Wright had tried in the UK, only for a UK High Court to rule that it didn’t have jurisdiction. In June 2020, the Norwegian Court of Appeals tossed the case and ordered Craig Wright to pay $60,000 in legal fees. Hodlnaut claims that Wright hasn’t paid him anything.

However, the fight wasn’t over yet. Hodlnaut preemptively filed a suit against Wright in an effort to combat Wright’s plan to file a lawsuit in the U.K. again.

Craig Wright takes the stand

During a weeks-long trial in Oslo, Hodlnaut argued that Craig Wright had not adequately proven his central claim to the pseudonym of Satoshi Nakamoto.

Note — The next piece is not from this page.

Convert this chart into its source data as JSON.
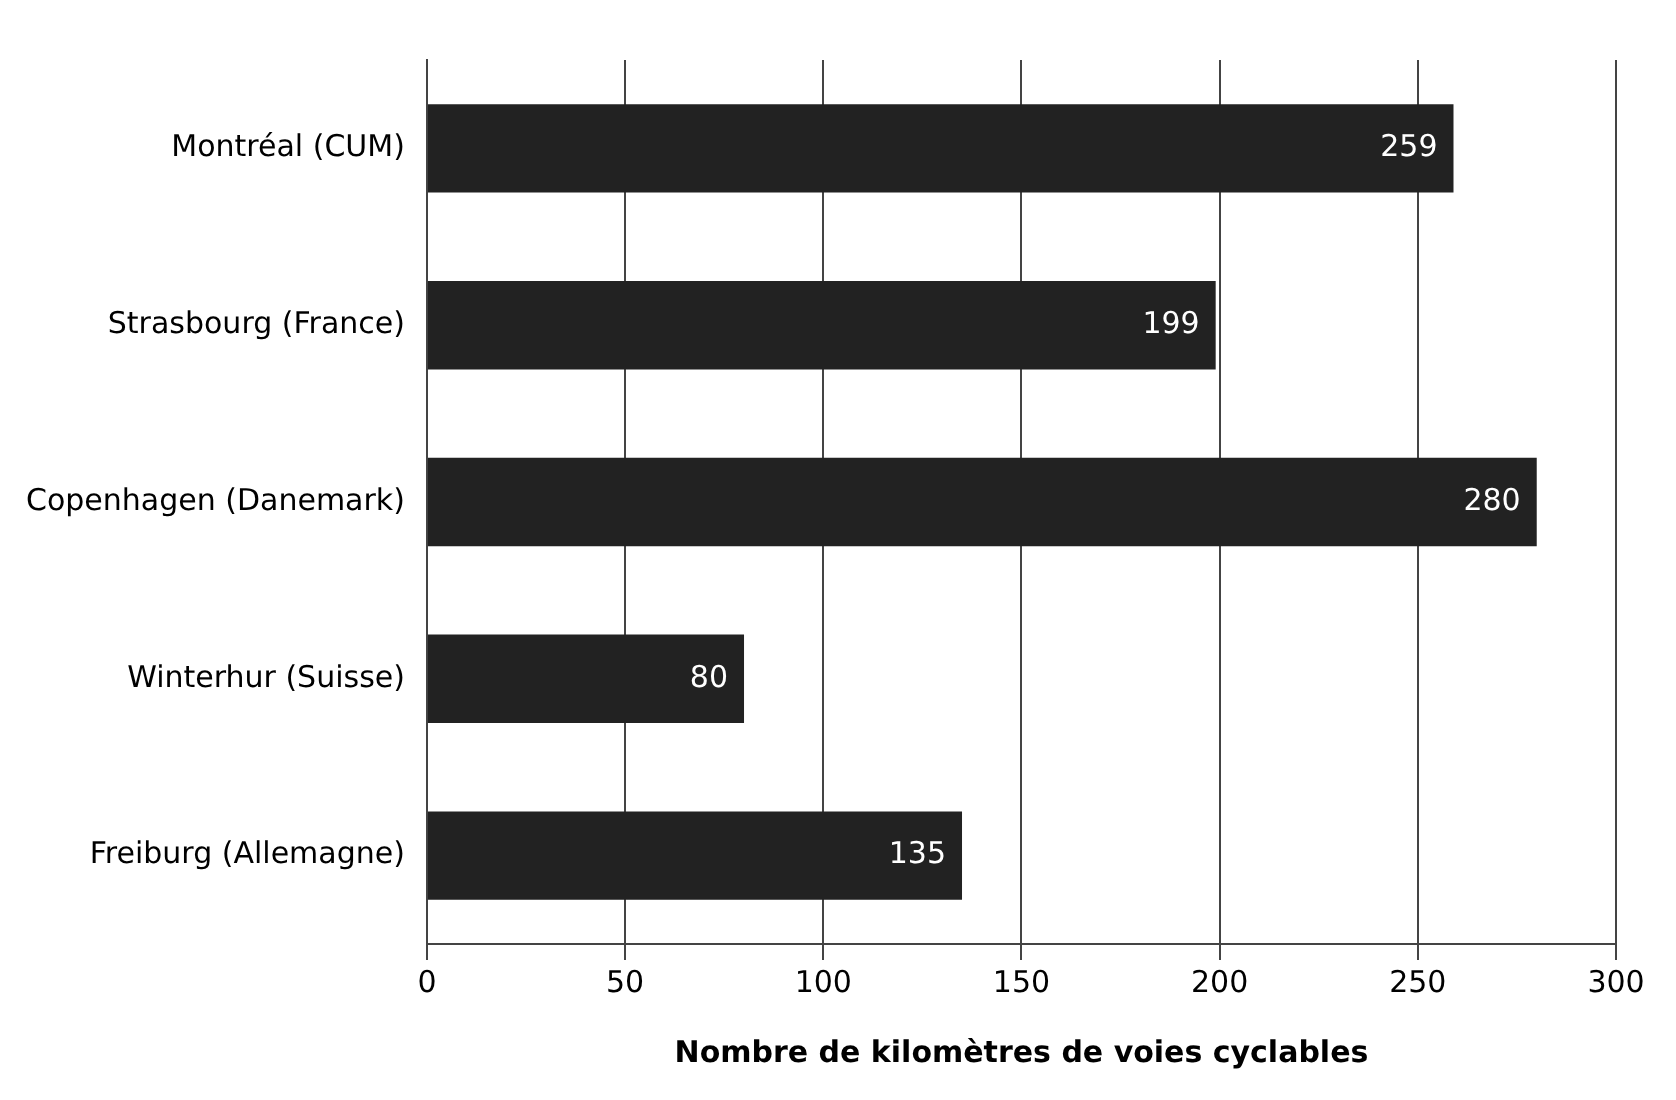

District Court Judge Helen Engebrigtsen agreed, saying that Wright’s arguments were “not suitable to change [the court’s] prevailing opinion that Craig Wright is not Satoshi Nakamoto.”

It remains to be seen whether the ruling will affect Wright’s U.K. case against Hodlnaut despite his confidence that it could be used as an exhibit in various ongoing cases:

In the U.K., it can be notoriously difficult for a defendant in a libel case to prove that it wasn’t libel. Peter McCormack lost a similar libel case filed with a U.K. court by Craig Wright despite Wright submitting fake evidence.

Although the judge in the McCormack case only awarded Wright a single pound, the ruling may be more important to Wright’s overall legal strategy than the amount that is awarded. Some observers theorized that Wright’s ultimate aim is to force developers to change Bitcoin’s code so that he can claim the coins held by Satoshi Nakamoto’s known Bitcoin addresses.

This will be enormously difficult to actually pull off. Wright would still have to get miners and node owners on board, and he has not made himself very popular in the digital asset community. One person even suggested that his reputation is so bad that it can’t be harmed by claims that he’s a fraud, though of course that shouldn’t be taken as legal advice.

Craig Wright even tried claiming that he smashed the hard drives containing Satoshi Nakamoto’s wallets (which, of course, is unlikely). However, his arguments had enough holes that Norway’s District Court, at least, wasn’t buying his bullshit and sided with Hodlnaut.